Dalam perkembangannya, ada banyak sekali perdebatan tentang bagaimana pembaca harus memperlakukan karya sastra. Apakah mempercayainya secara penuh, ataukah hanya mengambil pesan yang baik-baik saja. Paradoks ini lah yang sering membuat masyarakat awam terkecoh. Padahal jika ada pihak yang perlu disalahkan dalam kasus seperti yang saya utarakan diatas, itu adalah pembaca. Pembaca harusnya mengerti bahwa mereka memiliki otoritas penuh dalam menginterpretasikan makna karya sastra tersebut.

Dalam dunia Sastra ada Theory Movement yang disebut sebagai Russian Formalism. Didalam teori ini, mereka percaya bahwa untuk mengerti pesan yang ada dalam sebuah teks yang diperlukan hanyalah close reading - atau jika diterjemahkan kedalam bahasa Indonesia membaca dengen jeli. Tidak yang namanya mengaitkan pengalaman hidup sipenulis dengan karyanya. Proses isolasi teks inilah yang akhirnya akan melahirkan makna baru kepada seluruh pesan dalam karya sastra tersebut.
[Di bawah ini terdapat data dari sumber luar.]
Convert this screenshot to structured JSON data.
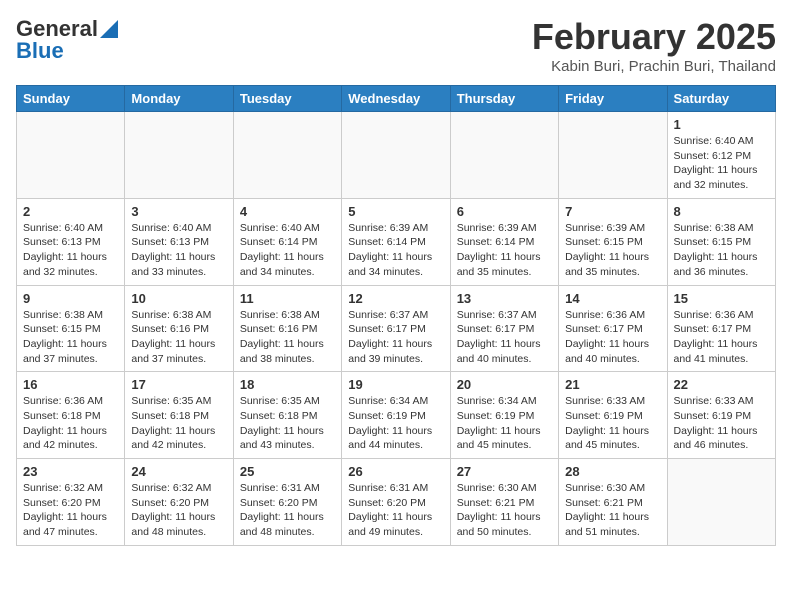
{
  "logo": {
    "line1": "General",
    "line2": "Blue"
  },
  "header": {
    "month": "February 2025",
    "location": "Kabin Buri, Prachin Buri, Thailand"
  },
  "weekdays": [
    "Sunday",
    "Monday",
    "Tuesday",
    "Wednesday",
    "Thursday",
    "Friday",
    "Saturday"
  ],
  "weeks": [
    [
      {
        "day": "",
        "info": ""
      },
      {
        "day": "",
        "info": ""
      },
      {
        "day": "",
        "info": ""
      },
      {
        "day": "",
        "info": ""
      },
      {
        "day": "",
        "info": ""
      },
      {
        "day": "",
        "info": ""
      },
      {
        "day": "1",
        "info": "Sunrise: 6:40 AM\nSunset: 6:12 PM\nDaylight: 11 hours\nand 32 minutes."
      }
    ],
    [
      {
        "day": "2",
        "info": "Sunrise: 6:40 AM\nSunset: 6:13 PM\nDaylight: 11 hours\nand 32 minutes."
      },
      {
        "day": "3",
        "info": "Sunrise: 6:40 AM\nSunset: 6:13 PM\nDaylight: 11 hours\nand 33 minutes."
      },
      {
        "day": "4",
        "info": "Sunrise: 6:40 AM\nSunset: 6:14 PM\nDaylight: 11 hours\nand 34 minutes."
      },
      {
        "day": "5",
        "info": "Sunrise: 6:39 AM\nSunset: 6:14 PM\nDaylight: 11 hours\nand 34 minutes."
      },
      {
        "day": "6",
        "info": "Sunrise: 6:39 AM\nSunset: 6:14 PM\nDaylight: 11 hours\nand 35 minutes."
      },
      {
        "day": "7",
        "info": "Sunrise: 6:39 AM\nSunset: 6:15 PM\nDaylight: 11 hours\nand 35 minutes."
      },
      {
        "day": "8",
        "info": "Sunrise: 6:38 AM\nSunset: 6:15 PM\nDaylight: 11 hours\nand 36 minutes."
      }
    ],
    [
      {
        "day": "9",
        "info": "Sunrise: 6:38 AM\nSunset: 6:15 PM\nDaylight: 11 hours\nand 37 minutes."
      },
      {
        "day": "10",
        "info": "Sunrise: 6:38 AM\nSunset: 6:16 PM\nDaylight: 11 hours\nand 37 minutes."
      },
      {
        "day": "11",
        "info": "Sunrise: 6:38 AM\nSunset: 6:16 PM\nDaylight: 11 hours\nand 38 minutes."
      },
      {
        "day": "12",
        "info": "Sunrise: 6:37 AM\nSunset: 6:17 PM\nDaylight: 11 hours\nand 39 minutes."
      },
      {
        "day": "13",
        "info": "Sunrise: 6:37 AM\nSunset: 6:17 PM\nDaylight: 11 hours\nand 40 minutes."
      },
      {
        "day": "14",
        "info": "Sunrise: 6:36 AM\nSunset: 6:17 PM\nDaylight: 11 hours\nand 40 minutes."
      },
      {
        "day": "15",
        "info": "Sunrise: 6:36 AM\nSunset: 6:17 PM\nDaylight: 11 hours\nand 41 minutes."
      }
    ],
    [
      {
        "day": "16",
        "info": "Sunrise: 6:36 AM\nSunset: 6:18 PM\nDaylight: 11 hours\nand 42 minutes."
      },
      {
        "day": "17",
        "info": "Sunrise: 6:35 AM\nSunset: 6:18 PM\nDaylight: 11 hours\nand 42 minutes."
      },
      {
        "day": "18",
        "info": "Sunrise: 6:35 AM\nSunset: 6:18 PM\nDaylight: 11 hours\nand 43 minutes."
      },
      {
        "day": "19",
        "info": "Sunrise: 6:34 AM\nSunset: 6:19 PM\nDaylight: 11 hours\nand 44 minutes."
      },
      {
        "day": "20",
        "info": "Sunrise: 6:34 AM\nSunset: 6:19 PM\nDaylight: 11 hours\nand 45 minutes."
      },
      {
        "day": "21",
        "info": "Sunrise: 6:33 AM\nSunset: 6:19 PM\nDaylight: 11 hours\nand 45 minutes."
      },
      {
        "day": "22",
        "info": "Sunrise: 6:33 AM\nSunset: 6:19 PM\nDaylight: 11 hours\nand 46 minutes."
      }
    ],
    [
      {
        "day": "23",
        "info": "Sunrise: 6:32 AM\nSunset: 6:20 PM\nDaylight: 11 hours\nand 47 minutes."
      },
      {
        "day": "24",
        "info": "Sunrise: 6:32 AM\nSunset: 6:20 PM\nDaylight: 11 hours\nand 48 minutes."
      },
      {
        "day": "25",
        "info": "Sunrise: 6:31 AM\nSunset: 6:20 PM\nDaylight: 11 hours\nand 48 minutes."
      },
      {
        "day": "26",
        "info": "Sunrise: 6:31 AM\nSunset: 6:20 PM\nDaylight: 11 hours\nand 49 minutes."
      },
      {
        "day": "27",
        "info": "Sunrise: 6:30 AM\nSunset: 6:21 PM\nDaylight: 11 hours\nand 50 minutes."
      },
      {
        "day": "28",
        "info": "Sunrise: 6:30 AM\nSunset: 6:21 PM\nDaylight: 11 hours\nand 51 minutes."
      },
      {
        "day": "",
        "info": ""
      }
    ]
  ]
}
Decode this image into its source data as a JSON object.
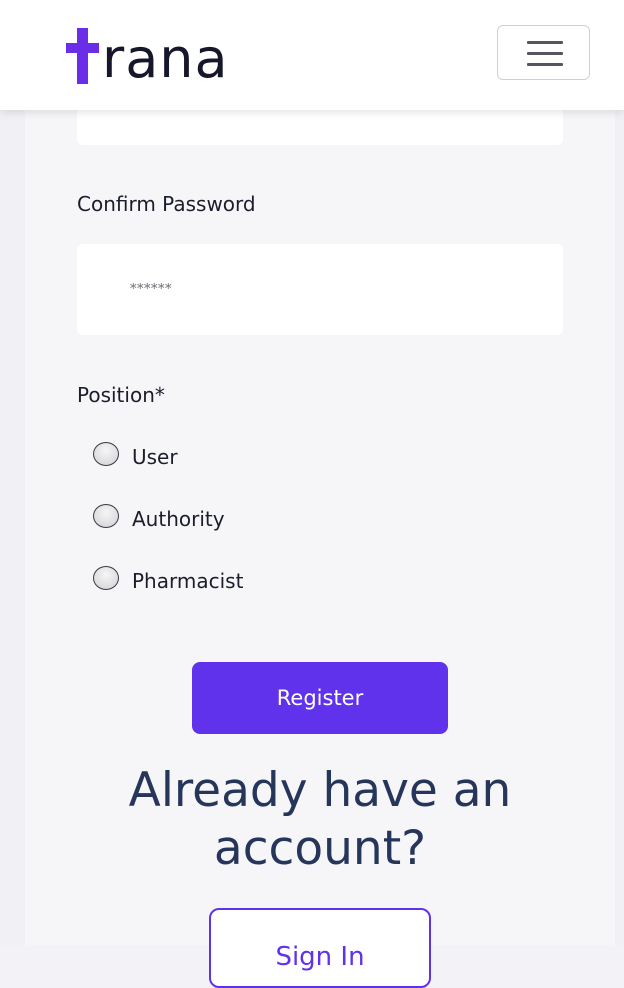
{
  "brand": {
    "logo_text": "rana",
    "accent_color": "#6132ec"
  },
  "nav": {
    "menu_icon": "hamburger-menu-icon"
  },
  "form": {
    "confirm_password": {
      "label": "Confirm Password",
      "placeholder": "******"
    },
    "position": {
      "label": "Position*",
      "options": [
        {
          "label": "User",
          "selected": false
        },
        {
          "label": "Authority",
          "selected": false
        },
        {
          "label": "Pharmacist",
          "selected": false
        }
      ]
    },
    "register_label": "Register"
  },
  "signin_section": {
    "heading": "Already have an account?",
    "button_label": "Sign In"
  }
}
Untuk merangkum tulisan ini, perlu rasanya melakukan refleksi terhadap kenyataan dunia membaca di Indonesia. Tidak saja Indonesia memiliki pekerjaan rumah (PR) dalam meningkatkan budaya membaca pada masyaraktanya tapi juga memberi pengetahuan bahwa dalam membaca sebuah tulisan, bukan hanya terpatok pada karya sastra, perlu adanya kesadaran bahwa tidak semua yang tertulis itu dapat ditelan mentah-mentah. Dibutuhkan adanya kemeraguan! Karena meragu adalah bukti bahwa kita nyata.